New York: Opting for a vaginal birth can make your baby healthier as researchers have found that this practice is beneficial for inter-generational transfer of the microbiome from mother to infant, which is crucial for the newborn to build strong immunity.
Perturbation of the microbiome environment in the gut during pregnancy, delivery and early infancy could impact the developing baby’s early microbiome and set the stage for health problems later in life, the study said.
The term “microbiome” refers to the trillions of organisms we harbor on our skin and within our respiratory and gastrointestinal tracts.
“Not only do we have to consider the microbiome of the child but also that of the mother, and the irony is that some of our modern medical practices, through their effect on these early microbiota, could have unintended consequences, interfering with normal development of children’s immune, metabolic, and neurologic systems,” explained Sharon Meropol, assistant professorat Case Western Reserve University School of Medicine in Ohio, US.

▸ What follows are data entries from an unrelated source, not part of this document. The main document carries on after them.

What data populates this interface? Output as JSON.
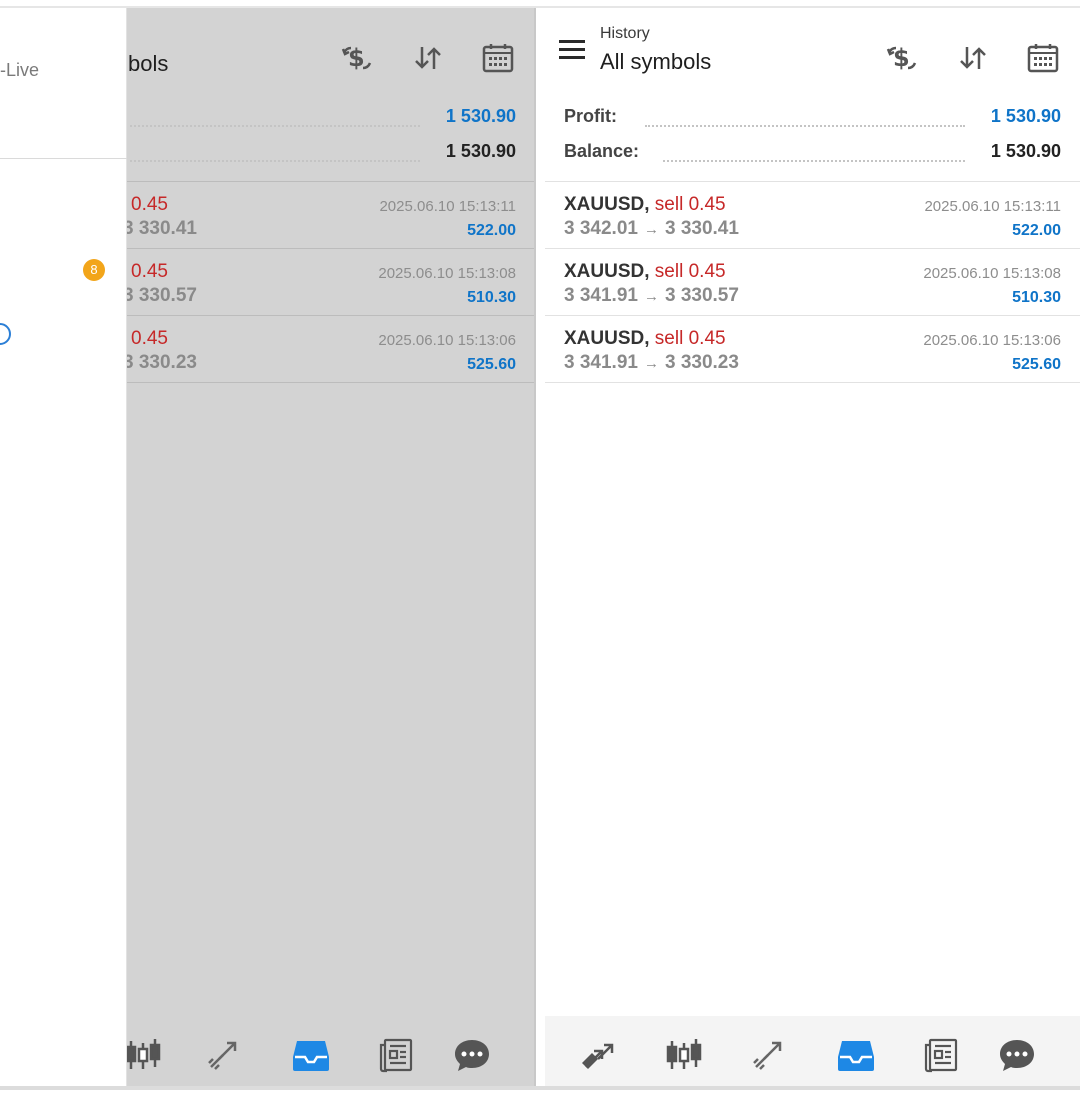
{
  "colors": {
    "accent": "#0f74c8",
    "sell": "#c62828",
    "badge": "#f2a51a",
    "dimmed_background": "#d3d3d3"
  },
  "left_panel": {
    "drawer": {
      "account_text": "-Live",
      "badge_count": "8"
    },
    "header": {
      "title_partial": "bols"
    },
    "summary": {
      "profit_value": "1 530.90",
      "balance_value": "1 530.90"
    },
    "deals": [
      {
        "vol": "0.45",
        "prices_partial": "3 330.41",
        "time": "2025.06.10 15:13:11",
        "profit": "522.00"
      },
      {
        "vol": "0.45",
        "prices_partial": "3 330.57",
        "time": "2025.06.10 15:13:08",
        "profit": "510.30"
      },
      {
        "vol": "0.45",
        "prices_partial": "3 330.23",
        "time": "2025.06.10 15:13:06",
        "profit": "525.60"
      }
    ]
  },
  "right_panel": {
    "header": {
      "subtitle": "History",
      "title": "All symbols"
    },
    "summary": {
      "profit_label": "Profit:",
      "profit_value": "1 530.90",
      "balance_label": "Balance:",
      "balance_value": "1 530.90"
    },
    "deals": [
      {
        "symbol": "XAUUSD,",
        "side": "sell",
        "vol": "0.45",
        "open": "3 342.01",
        "arrow": "→",
        "close": "3 330.41",
        "time": "2025.06.10 15:13:11",
        "profit": "522.00"
      },
      {
        "symbol": "XAUUSD,",
        "side": "sell",
        "vol": "0.45",
        "open": "3 341.91",
        "arrow": "→",
        "close": "3 330.57",
        "time": "2025.06.10 15:13:08",
        "profit": "510.30"
      },
      {
        "symbol": "XAUUSD,",
        "side": "sell",
        "vol": "0.45",
        "open": "3 341.91",
        "arrow": "→",
        "close": "3 330.23",
        "time": "2025.06.10 15:13:06",
        "profit": "525.60"
      }
    ]
  },
  "icons": {
    "toolbar": [
      "currency-icon",
      "sort-icon",
      "calendar-icon"
    ],
    "bottom_nav": [
      "quotes-icon",
      "chart-icon",
      "trade-icon",
      "history-icon",
      "news-icon",
      "chat-icon"
    ]
  }
}
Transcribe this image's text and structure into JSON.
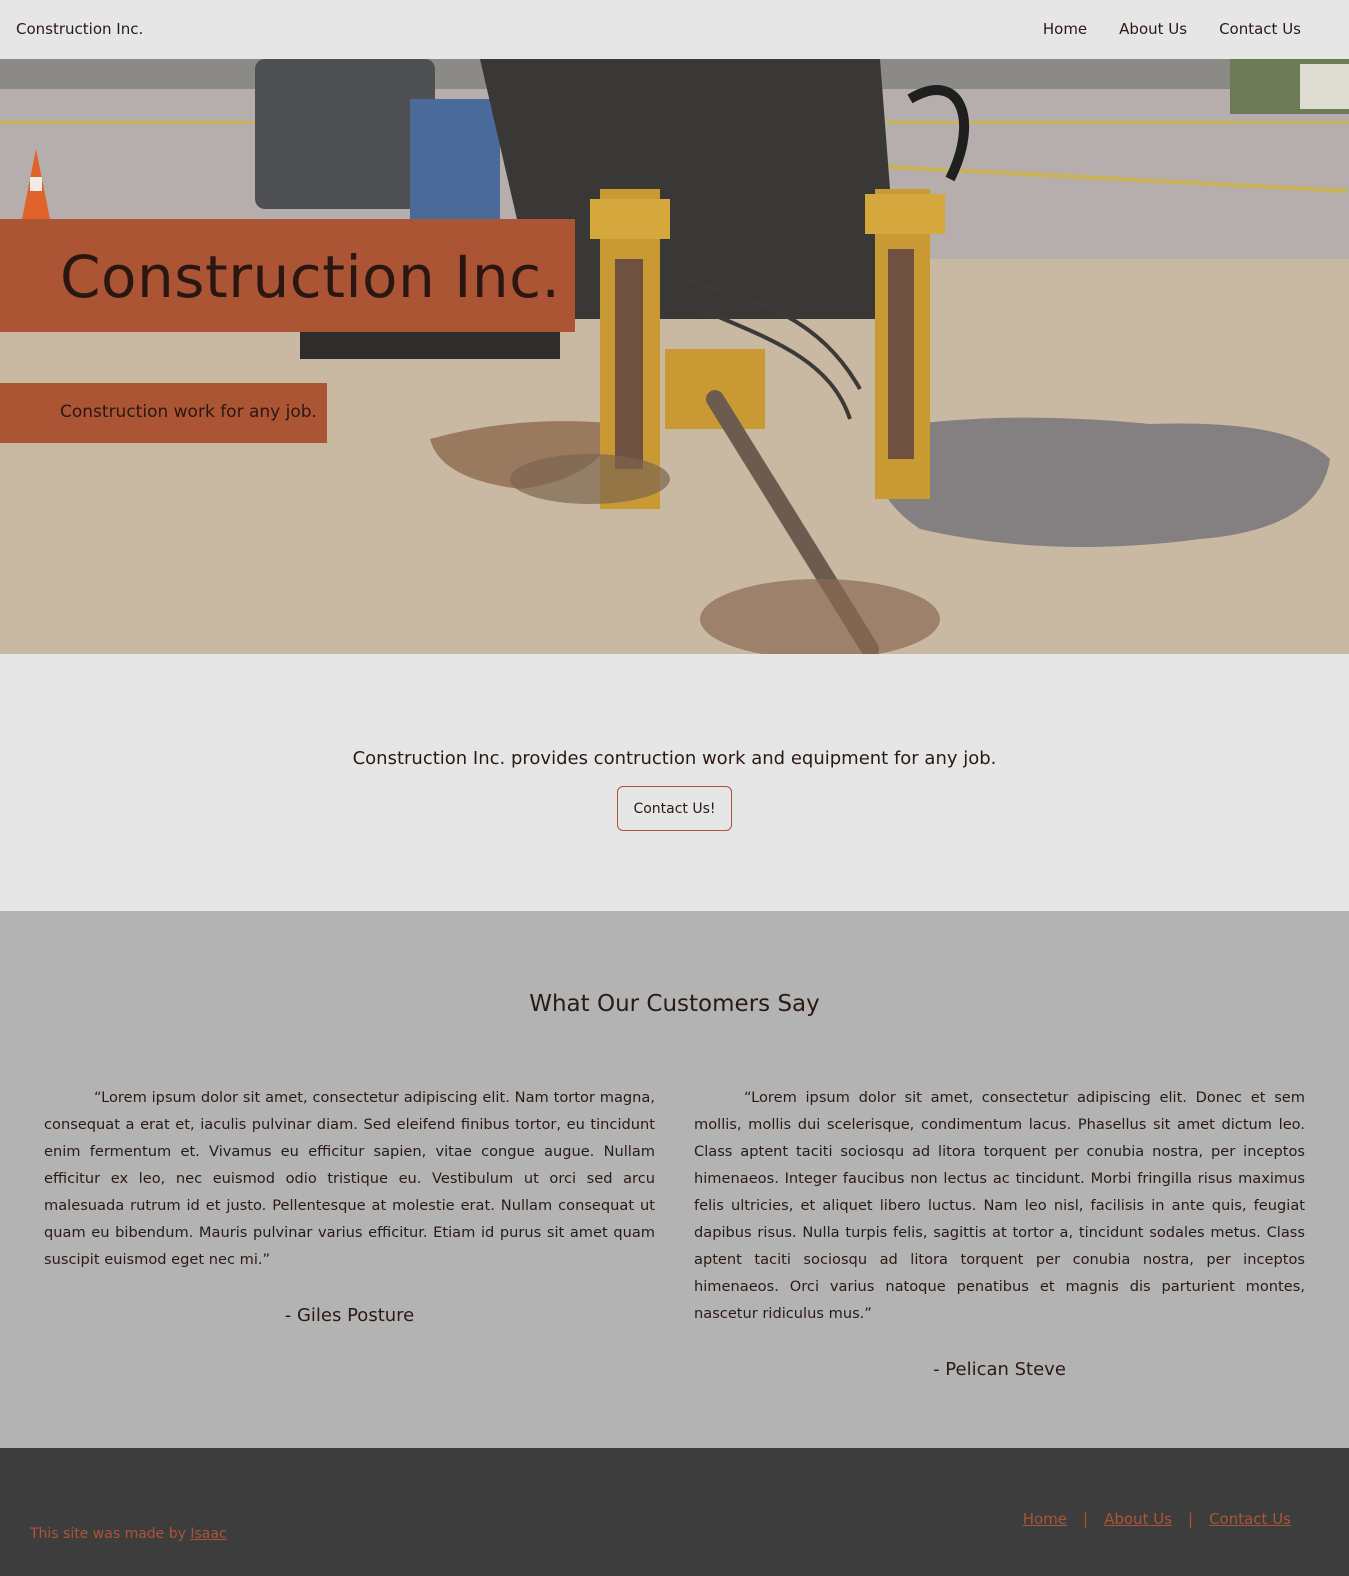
{
  "nav": {
    "brand": "Construction Inc.",
    "links": [
      "Home",
      "About Us",
      "Contact Us"
    ]
  },
  "hero": {
    "title": "Construction Inc.",
    "subtitle": "Construction work for any job."
  },
  "intro": {
    "text": "Construction Inc. provides contruction work and equipment for any job.",
    "button_label": "Contact Us!"
  },
  "testimonials": {
    "heading": "What Our Customers Say",
    "items": [
      {
        "quote": "“Lorem ipsum dolor sit amet, consectetur adipiscing elit. Nam tortor magna, consequat a erat et, iaculis pulvinar diam. Sed eleifend finibus tortor, eu tincidunt enim fermentum et. Vivamus eu efficitur sapien, vitae congue augue. Nullam efficitur ex leo, nec euismod odio tristique eu. Vestibulum ut orci sed arcu malesuada rutrum id et justo. Pellentesque at molestie erat. Nullam consequat ut quam eu bibendum. Mauris pulvinar varius efficitur. Etiam id purus sit amet quam suscipit euismod eget nec mi.”",
        "author": "- Giles Posture"
      },
      {
        "quote": "“Lorem ipsum dolor sit amet, consectetur adipiscing elit. Donec et sem mollis, mollis dui scelerisque, condimentum lacus. Phasellus sit amet dictum leo. Class aptent taciti sociosqu ad litora torquent per conubia nostra, per inceptos himenaeos. Integer faucibus non lectus ac tincidunt. Morbi fringilla risus maximus felis ultricies, et aliquet libero luctus. Nam leo nisl, facilisis in ante quis, feugiat dapibus risus. Nulla turpis felis, sagittis at tortor a, tincidunt sodales metus. Class aptent taciti sociosqu ad litora torquent per conubia nostra, per inceptos himenaeos. Orci varius natoque penatibus et magnis dis parturient montes, nascetur ridiculus mus.”",
        "author": "- Pelican Steve"
      }
    ]
  },
  "footer": {
    "made_by_prefix": "This site was made by ",
    "made_by_link": "Isaac",
    "links": [
      "Home",
      "About Us",
      "Contact Us"
    ],
    "separator": "|"
  },
  "colors": {
    "accent": "#ac5535",
    "nav_bg": "#e6e6e6",
    "testimonials_bg": "#b3b3b3",
    "footer_bg": "#3d3d3d",
    "text": "#2a1a14"
  }
}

“Disturbed microbiota could potentially contribute to a wide range of childhood diseases including allergies, asthma, obesity, and autism-like neurodevelopmental conditions,” Meropol said.
Recent studies suggest that traditional practices like vaginal births, skin-to-skin contact immediately after birth and breastfeeding may promote the development of the microbiome in the infant and help set the trajectory towards healthy development, the researchers pointed out in their review of studies.
The research was published in the journal Birth Defects Research.